November 5, 2021
Raising calves in the winter presents a host of extra challenges, which include ensuring that every calf receives a properly warmed liquid feeding, every time they eat.
The ideal feeding temperature for liquid rations is 100 to 105°F, according to Ann Hoskins, Calf Products Coordinator for Vita Plus. Hoskins stressed the importance of this warmth to help calves maintain body temperature and conserve energy in cold temperatures. “If calves are fed rations lower than their own body temperature, they must expend energy to regulate it, which comes at the expense of gain and immune function,” she noted.
Feeding liquids below body temperature also is one factor that increases calves’ susceptibility to abomassal bloat. The frustrating condition is so common that some experienced calf raisers refer to winter as "bloat season." A series of touchpoints in liquid feed preparation require attention to ensure the regular routines of preparing liquid rations are adjusted to compensate for frigid conditions. Cold storage is excellent for preserving powdered milk-replacer stability. But according to the experts at Grober Nutrition, milk replacer that is subject to rapid temperature changes (cold to warm and vice-versa) will cause condensation that can interfere with proper mixing and formulation of the final solution.
Hoskins advised planning ahead by moving milk replacer from cold storage to room temperature one or two days prior to use. “If adding cold powder to water, you will need to adjust water temperature for mixing,” she noted.
Cold pails and other feeding utensils also can drop the temperature of the final solution. And as prepared liquid feed is transported outdoors to the calves, freezing conditions can drop its temperature quickly. Hoskins suggested periodic checks of the temperature of milk being delivered to the first, middle, and last calf in a feeding group to ensure consistent temperatures. She offered the following tips to prevent temperature loss after liquid feedings are prepared:
Use an insulated tank to store prepared milk for transport.
Wrap the tank or bottles in an insulated sleeping bag. (It’s best to have a couple on hand to allow for laundering).

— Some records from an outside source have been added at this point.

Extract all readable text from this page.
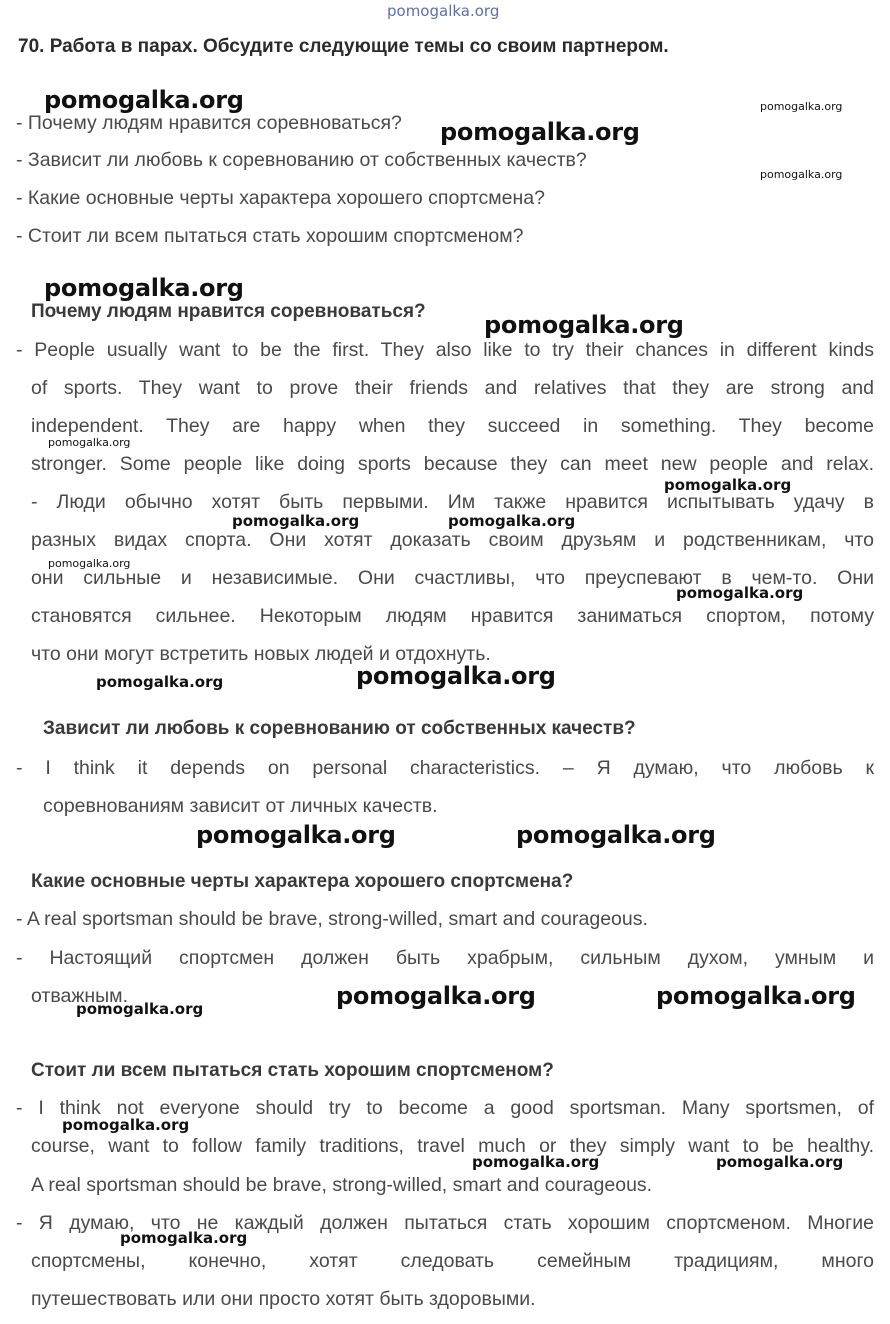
pomogalka.org
70. Работа в парах. Обсудите следующие темы со своим партнером.
- Почему людям нравится соревноваться?
- Зависит ли любовь к соревнованию от собственных качеств?
- Какие основные черты характера хорошего спортсмена?
- Стоит ли всем пытаться стать хорошим спортсменом?
Почему людям нравится соревноваться?
- People usually want to be the first. They also like to try their chances in different kinds
of sports. They want to prove their friends and relatives that they are strong and
independent. They are happy when they succeed in something. They become
stronger. Some people like doing sports because they can meet new people and relax.
- Люди обычно хотят быть первыми. Им также нравится испытывать удачу в
разных видах спорта. Они хотят доказать своим друзьям и родственникам, что
они сильные и независимые. Они счастливы, что преуспевают в чем-то. Они
становятся сильнее. Некоторым людям нравится заниматься спортом, потому
что они могут встретить новых людей и отдохнуть.
Зависит ли любовь к соревнованию от собственных качеств?
- I think it depends on personal characteristics. – Я думаю, что любовь к
соревнованиям зависит от личных качеств.
Какие основные черты характера хорошего спортсмена?
- A real sportsman should be brave, strong-willed, smart and courageous.
- Настоящий спортсмен должен быть храбрым, сильным духом, умным и
отважным.
Стоит ли всем пытаться стать хорошим спортсменом?
- I think not everyone should try to become a good sportsman. Many sportsmen, of
course, want to follow family traditions, travel much or they simply want to be healthy.
A real sportsman should be brave, strong-willed, smart and courageous.
- Я думаю, что не каждый должен пытаться стать хорошим спортсменом. Многие
спортсмены, конечно, хотят следовать семейным традициям, много
путешествовать или они просто хотят быть здоровыми.
pomogalka.org	pomogalka.org
pomogalka.org
pomogalka.org
pomogalka.org
pomogalka.org
pomogalka.org
pomogalka.org
pomogalka.org	pomogalka.org
pomogalka.org
pomogalka.org
pomogalka.org	pomogalka.org
pomogalka.org	pomogalka.org
pomogalka.org	pomogalka.org
pomogalka.org
pomogalka.org
pomogalka.org	pomogalka.org
pomogalka.org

Use spray foam to coat the tank to help hold the heat.
Prepare multiple batches of milk and feed in smaller groups to limit outdoor exposure time.
Use lids on pails to retain heat.
If you are transporting milk via bottles or pails, build an insulated, mobile shelter to transport them.
A warm water bath also is an option, but it can create wet and uncomfortable conditions for calf feeders.
Finally, Hoskins advised feeding youngest calves to oldest, to ensure the youngest animals receive the warmest milk.